Sorte dos jovens que tem tempo para se divertir, pois no escritório de Magno uma conversa tensa não lhe deixava nada alegre.

- Gottan, você ficou com uma responsabilidade em mãos! Como assim todos aqueles habitantes morreram congelados?! Você estava dormindo para que não impedisse isso?! Onde está Bianca?! Ela vai me ouvir!

- Charlote não me deixou sair desse castelo! Você não pode abrir a boca para dizer que eu não fiz nada quando tudo o que fiz foi cuidar de um mundo inteiro sozinho!

- E é assim que você cuida do País das Maravilhas?! - Apontou para a janela, depois bateu na mesa, que fez um ruído abafado. - Eu confiei em você! Acreditei que tivesse pulso firme! Se a sua mulher estava despejando gelo por estar solitária, que fosse até ela mais cedo! Quem lhe disse que Charlote pode lhe dizer onde é que você tem de estar?! Isso é ridículo! Que espécie de Rei é você, Gottan?!

Frustrado e furioso, Gottan não respondeu, apenas cruzou os braços e encarou um canto qualquer.

De fato, Charlote lhe dominou como uma sereia domina sua presa, foi fácil até demais.

A única alta do período sem Magno era que novos habitantes estavam caindo no País das Maravilhas e decidindo ficar.

- Outros estão vindo.

- Mas o gelo continua a bater na sua cintura! - Magno ainda tinha o que reclamar. - Vá agora até o seu castelo e diga a Bianca para desfaça isso! Estou cansado de tanto frio!

- Ela não pode saber, Magno. Temo de que a ideia de um mundo de gelo lhe agrade e as coisas piorem. Estou aliviado que Bianca não sai daquele quarto.

- Derreta aquele gelo com o seu poder de fogo! - Ergueu as mãos para o ar, exausto de ter que falar o óbvio. - Não é para isso que essa sua magia serve?

- Tenho trabalhado em algumas áreas, mas me canso e o gelo volta quando tiro um tempo para me recompor. Não dou conta de derreter um mundo inteiro sozinho!

Um certo nome passou pela mente de Magno, nome este que ele odiava com todas as suas forças. Era o momento final, a humilhação havia chegado.

- Onde está Beatriz?

Longe dali, no Lago das Sereias Selenas da Lua, Ouromiia deslizava sua mão pela água negra, o corpo deitado na grama e trêmulo pela neve. Não havia brilho em seus olhos, era como se nem estivesse ciente dos movimentos que fazia.
Por todo aquele tempo, ninguém ousava se aproximar da sereia, diziam que ela era uma perda de tempo. Até mesmo os Gnomos Finenses resmungavam que estavam cansados de cuidar dela, e não tinham mais a mesma paciência de antes.
Sempre calada e indiferente ao que acontecia ao seu redor, Ouromiia ficava muito sozinha no frio e silêncio da floresta.
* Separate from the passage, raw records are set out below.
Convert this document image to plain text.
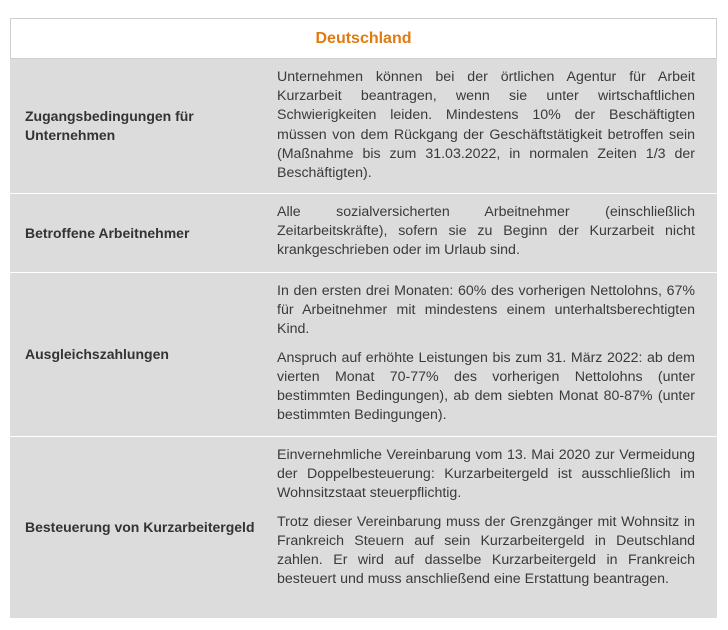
Deutschland
Zugangsbedingungen für Unternehmen

Unternehmen können bei der örtlichen Agentur für Arbeit Kurzarbeit beantragen, wenn sie unter wirtschaftlichen Schwierigkeiten leiden. Mindestens 10% der Beschäftigten müssen von dem Rückgang der Geschäftstätigkeit betroffen sein (Maßnahme bis zum 31.03.2022, in normalen Zeiten 1/3 der Beschäftigten).

Betroffene Arbeitnehmer

Alle sozialversicherten Arbeitnehmer (einschließlich Zeitarbeitskräfte), sofern sie zu Beginn der Kurzarbeit nicht krankgeschrieben oder im Urlaub sind.

Ausgleichszahlungen

In den ersten drei Monaten: 60% des vorherigen Nettolohns, 67% für Arbeitnehmer mit mindestens einem unterhaltsberechtigten Kind.

Anspruch auf erhöhte Leistungen bis zum 31. März 2022: ab dem vierten Monat 70-77% des vorherigen Nettolohns (unter bestimmten Bedingungen), ab dem siebten Monat 80-87% (unter bestimmten Bedingungen).

Besteuerung von Kurzarbeitergeld

Einvernehmliche Vereinbarung vom 13. Mai 2020 zur Vermeidung der Doppelbesteuerung: Kurzarbeitergeld ist ausschließlich im Wohnsitzstaat steuerpflichtig.

Trotz dieser Vereinbarung muss der Grenzgänger mit Wohnsitz in Frankreich Steuern auf sein Kurzarbeitergeld in Deutschland zahlen. Er wird auf dasselbe Kurzarbeitergeld in Frankreich besteuert und muss anschließend eine Erstattung beantragen.
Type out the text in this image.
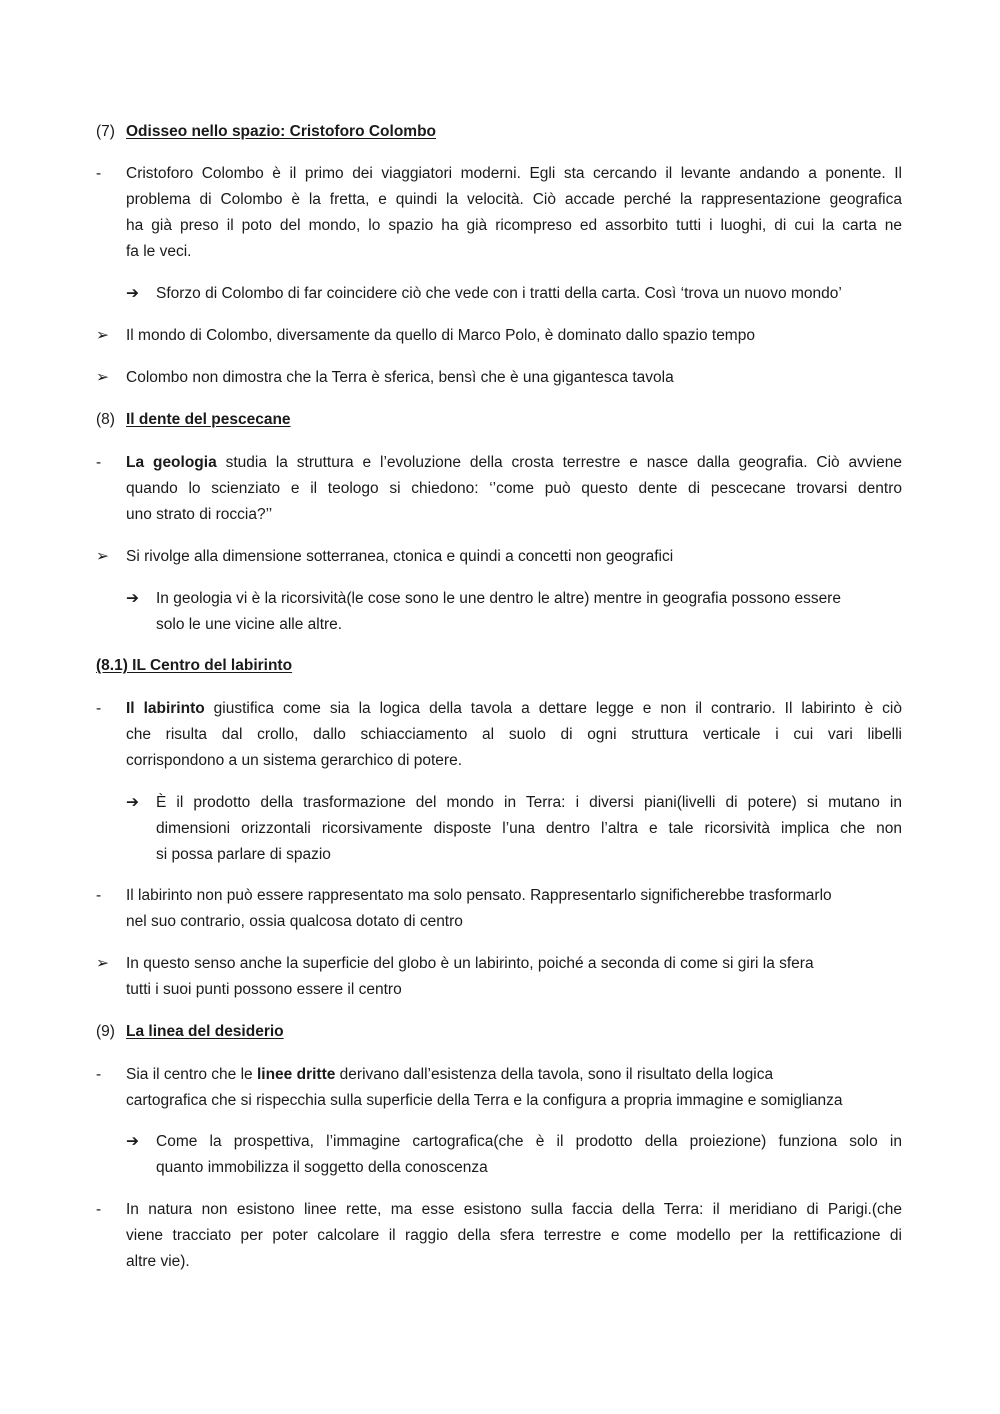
(7) Odisseo nello spazio: Cristoforo Colombo
- Cristoforo Colombo è il primo dei viaggiatori moderni. Egli sta cercando il levante andando a ponente. Il
problema di Colombo è la fretta, e quindi la velocità. Ciò accade perché la rappresentazione geografica
ha già preso il poto del mondo, lo spazio ha già ricompreso ed assorbito tutti i luoghi, di cui la carta ne
fa le veci.
➔ Sforzo di Colombo di far coincidere ciò che vede con i tratti della carta. Così ‘trova un nuovo mondo’
➢ Il mondo di Colombo, diversamente da quello di Marco Polo, è dominato dallo spazio tempo
➢ Colombo non dimostra che la Terra è sferica, bensì che è una gigantesca tavola
(8) Il dente del pescecane
- La geologia studia la struttura e l’evoluzione della crosta terrestre e nasce dalla geografia. Ciò avviene
quando lo scienziato e il teologo si chiedono: ‘’come può questo dente di pescecane trovarsi dentro
uno strato di roccia?’’
➢ Si rivolge alla dimensione sotterranea, ctonica e quindi a concetti non geografici
➔ In geologia vi è la ricorsività(le cose sono le une dentro le altre) mentre in geografia possono essere
solo le une vicine alle altre.
(8.1) IL Centro del labirinto
- Il labirinto giustifica come sia la logica della tavola a dettare legge e non il contrario. Il labirinto è ciò
che risulta dal crollo, dallo schiacciamento al suolo di ogni struttura verticale i cui vari libelli
corrispondono a un sistema gerarchico di potere.
➔ È il prodotto della trasformazione del mondo in Terra: i diversi piani(livelli di potere) si mutano in
dimensioni orizzontali ricorsivamente disposte l’una dentro l’altra e tale ricorsività implica che non
si possa parlare di spazio
- Il labirinto non può essere rappresentato ma solo pensato. Rappresentarlo significherebbe trasformarlo
nel suo contrario, ossia qualcosa dotato di centro
➢ In questo senso anche la superficie del globo è un labirinto, poiché a seconda di come si giri la sfera
tutti i suoi punti possono essere il centro
(9) La linea del desiderio
- Sia il centro che le linee dritte derivano dall’esistenza della tavola, sono il risultato della logica
cartografica che si rispecchia sulla superficie della Terra e la configura a propria immagine e somiglianza
➔ Come la prospettiva, l’immagine cartografica(che è il prodotto della proiezione) funziona solo in
quanto immobilizza il soggetto della conoscenza
- In natura non esistono linee rette, ma esse esistono sulla faccia della Terra: il meridiano di Parigi.(che
viene tracciato per poter calcolare il raggio della sfera terrestre e come modello per la rettificazione di
altre vie).
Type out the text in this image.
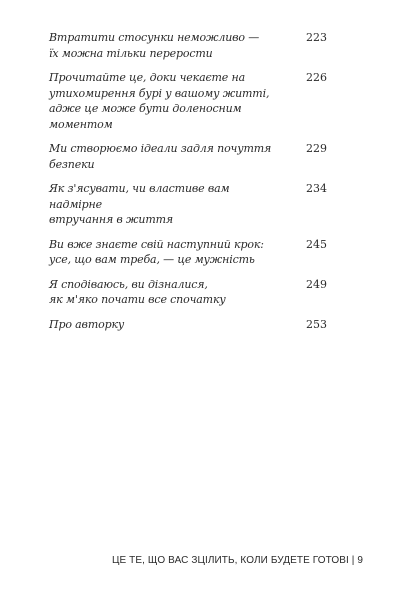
Втратити стосунки неможливо —
їх можна тільки перерости
223
Прочитайте це, доки чекаєте на
утихомирення бурі у вашому житті,
адже це може бути доленосним моментом
226
Ми створюємо ідеали задля почуття безпеки
229
Як з'ясувати, чи властиве вам надмірне
втручання в життя
234
Ви вже знаєте свій наступний крок:
усе, що вам треба, — це мужність
245
Я сподіваюсь, ви дізналися,
як м'яко почати все спочатку
249
Про авторку	253
ЦЕ ТЕ, ЩО ВАС ЗЦІЛИТЬ, КОЛИ БУДЕТЕ ГОТОВІ | 9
Sorrateiro pelo ar, Chershire surgiu no alto da cabeça dela e se acomodou numa pedra ao lado.

- Minha Rainha, como está?

Não teve resposta, por isso assentiu sozinho e continuou a ver o movimento da água em contanto com a mão da sereia de rosto sereno.

- O Rei Magno está de volta. Isso é muito bom, você sabia? Sinto que as coisas vão melhorar para todos nós. Ah, não pense que não tem mais jeito, é só o inverno, certo? Vai passar.
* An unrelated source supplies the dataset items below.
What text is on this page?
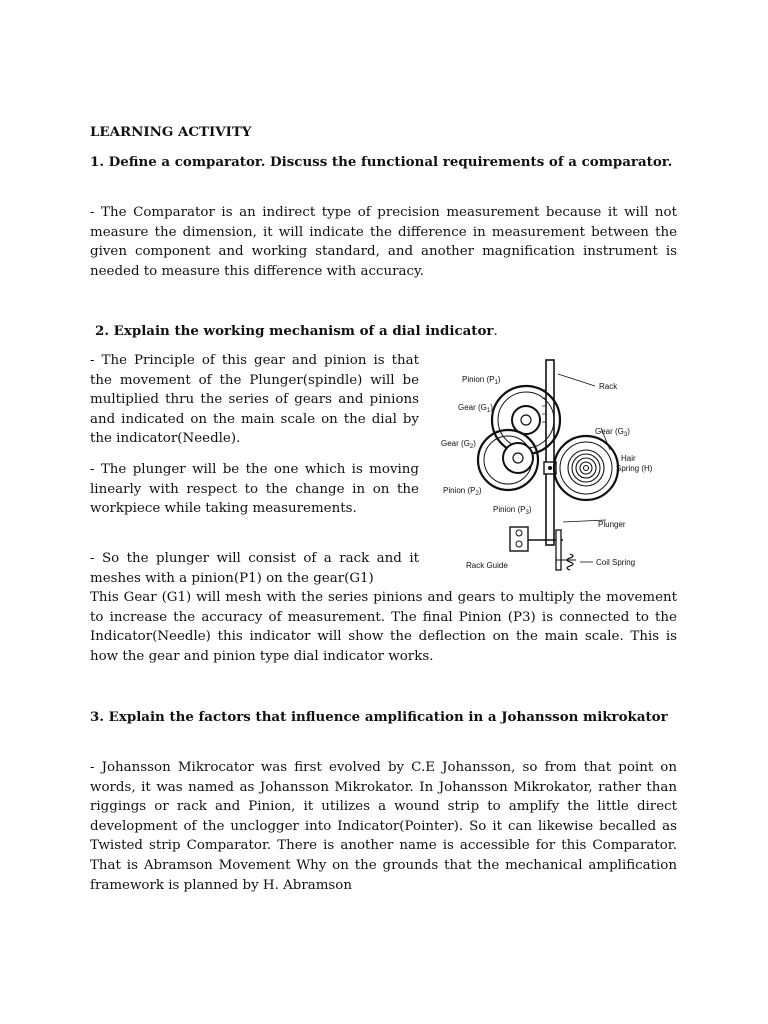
LEARNING ACTIVITY

1. Define a comparator. Discuss the functional requirements of a comparator.

- The Comparator is an indirect type of precision measurement because it will not measure the dimension, it will indicate the difference in measurement between the given component and working standard, and another magnification instrument is needed to measure this difference with accuracy.

2. Explain the working mechanism of a dial indicator.

- The Principle of this gear and pinion is that the movement of the Plunger(spindle) will be multiplied thru the series of gears and pinions and indicated on the main scale on the dial by the indicator(Needle).

- The plunger will be the one which is moving linearly with respect to the change in on the workpiece while taking measurements.

- So the plunger will consist of a rack and it meshes with a pinion(P1) on the gear(G1)

This Gear (G1) will mesh with the series pinions and gears to multiply the movement to increase the accuracy of measurement. The final Pinion (P3) is connected to the Indicator(Needle) this indicator will show the deflection on the main scale. This is how the gear and pinion type dial indicator works.

Pinion $(P_1)$
Rack
Gear $(G_1)$
Gear $(G_3)$
Gear $(G_2)$
Hair
Spring (H)
Pinion $(P_2)$
Pinion $(P_3)$
Plunger
Rack Guide	Coil Spring

3. Explain the factors that influence amplification in a Johansson mikrokator

- Johansson Mikrocator was first evolved by C.E Johansson, so from that point on words, it was named as Johansson Mikrokator. In Johansson Mikrokator, rather than riggings or rack and Pinion, it utilizes a wound strip to amplify the little direct development of the unclogger into Indicator(Pointer). So it can likewise becalled as Twisted strip Comparator. There is another name is accessible for this Comparator. That is Abramson Movement Why on the grounds that the mechanical amplification framework is planned by H. Abramson
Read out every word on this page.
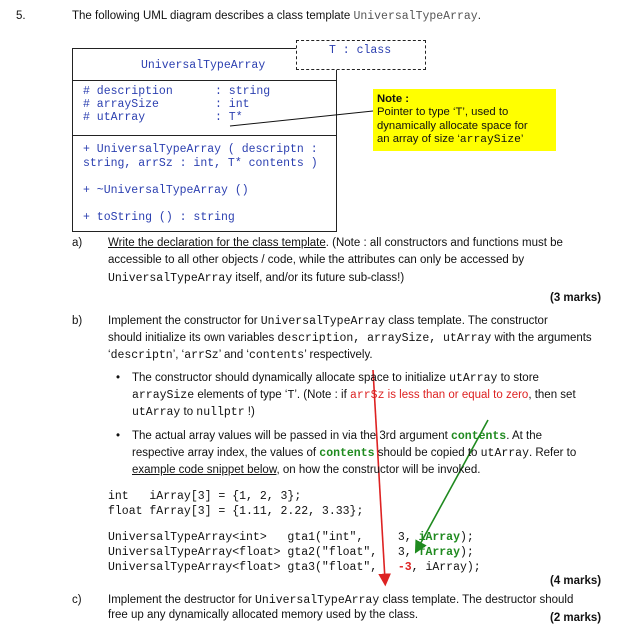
5.	The following UML diagram describes a class template UniversalTypeArray.
UniversalTypeArray
# description	: string
# arraySize	: int
# utArray	: T*
+ UniversalTypeArray ( descriptn :
string, arrSz : int, T* contents )
+ ~UniversalTypeArray ()
+ toString () : string
T : class
Note :
Pointer to type ‘T’, used to
dynamically allocate space for
an array of size ‘arraySize’
a) Write the declaration for the class template. (Note : all constructors and functions must be
accessible to all other objects / code, while the attributes can only be accessed by
UniversalTypeArray itself, and/or its future sub-class!)
(3 marks)
b) Implement the constructor for UniversalTypeArray class template. The constructor
should initialize its own variables description, arraySize, utArray with the arguments
‘descriptn’, ‘arrSz’ and ‘contents’ respectively.
• The constructor should dynamically allocate space to initialize utArray to store
arraySize elements of type ‘T’. (Note : if arrSz is less than or equal to zero, then set
utArray to nullptr !)
• The actual array values will be passed in via the 3rd argument contents. At the
respective array index, the values of contents should be copied to utArray. Refer to
example code snippet below, on how the constructor will be invoked.
int   iArray[3] = {1, 2, 3};
float fArray[3] = {1.11, 2.22, 3.33};
UniversalTypeArray<int>   gta1("int",     3, iArray);
UniversalTypeArray<float> gta2("float",   3, fArray);
UniversalTypeArray<float> gta3("float",   -3, iArray);
(4 marks)
c) Implement the destructor for UniversalTypeArray class template. The destructor should
free up any dynamically allocated memory used by the class.	(2 marks)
Uma brisa fria fez a sereia tirar a mão da água e se encolher, fechando os olhos e respirando fundo.

- Sei que está com frio, eu também estou. Para falar a verdade mal saio de meus aposentos, dormir me parece mais certo em tempos como este.
No entanto, tenho sentido uma necessidade muito grande de ver como estão os outros, entende?
Eles vivem dizendo que sou um gato intrometido, e eu não nego, mas sei que é muito chato ficar sozinho.

Ficou quieto de repente e admirou a floresta coberta de neve. Estava tudo tão calmo que Chershire desejou gritar para acabar com aquilo. O gato se perguntou se Ouromiia não se cansava daquele lugar, mas lembrou que ele era o seu Reino, e que não poderia abandoná-lo. As memórias com suas irmãs ainda estavam vivas ali, foi tudo o que restou no final.

Você também acha que é chato ficar só, eu sei que sim. Sabe, é por isso que eu sempre imponho minha presença adorável por todos os cantos e, no fim das contas, não tem que não me queira por perto.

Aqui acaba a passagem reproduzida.